Eğer önlem alınmadan bir deprem olursa, dümdüz olacak bütün semtlere Ağustos depreminden bu yana görev yapmış bütün yetkililerin adı verilmeli...
Kafayı depreme takmışken, 15 kişinin ölümüne yol açan binayı yapanlar 50 YTL cezayla kurtulduğunu okuyorsun mesela...

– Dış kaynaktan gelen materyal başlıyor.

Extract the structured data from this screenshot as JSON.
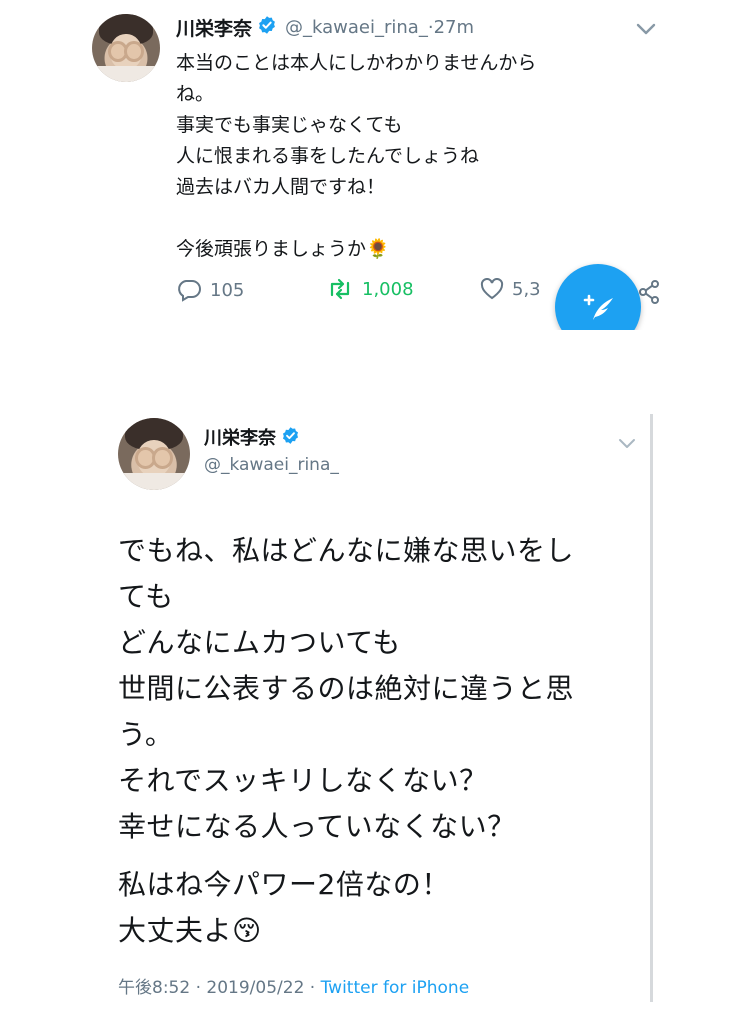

Alt kimlik/üst kimlik, içki yasağı, Malatya’daki içme suyu rezaleti derken için şişiyor, şişiyor balon oluyor ve sağlamından höykürüyorsun evde ‘Devlet Su İşleri, bırak bu işleri!’ diye..
***
Ama işte tam balataları sıyırdığın o sırada bir haber çekiyor dikkatini: ‘Yaralı yavru ayıya Ümit adı verildi...’
Şavşat’ta avcılar tarafından vurulan, vahşi köpeklerin saldırısına uğrayan yavru ayı, geliyor ve insanlara sığınıyor.
Biri hastalandığında hastaneye ulaşmak için karda kışta dağlar aşan insanlar, yavru ayı için seferber oluyor.
Yavru ayı gözünü açabilse belki ‘Ağbi size zahmet verdim ama keşke baştan hiç vurmasaydınız beni’ diyecek ama hali yok...
Sonunda yavru ayı kurtarılabildiği kadar kurtarılıyor ve rehabilitasyon için Bursa’ya yollanıyor. Bu arada haberin en vurucu kısmı da, ayıya ‘Ümit’ adı verilmesi...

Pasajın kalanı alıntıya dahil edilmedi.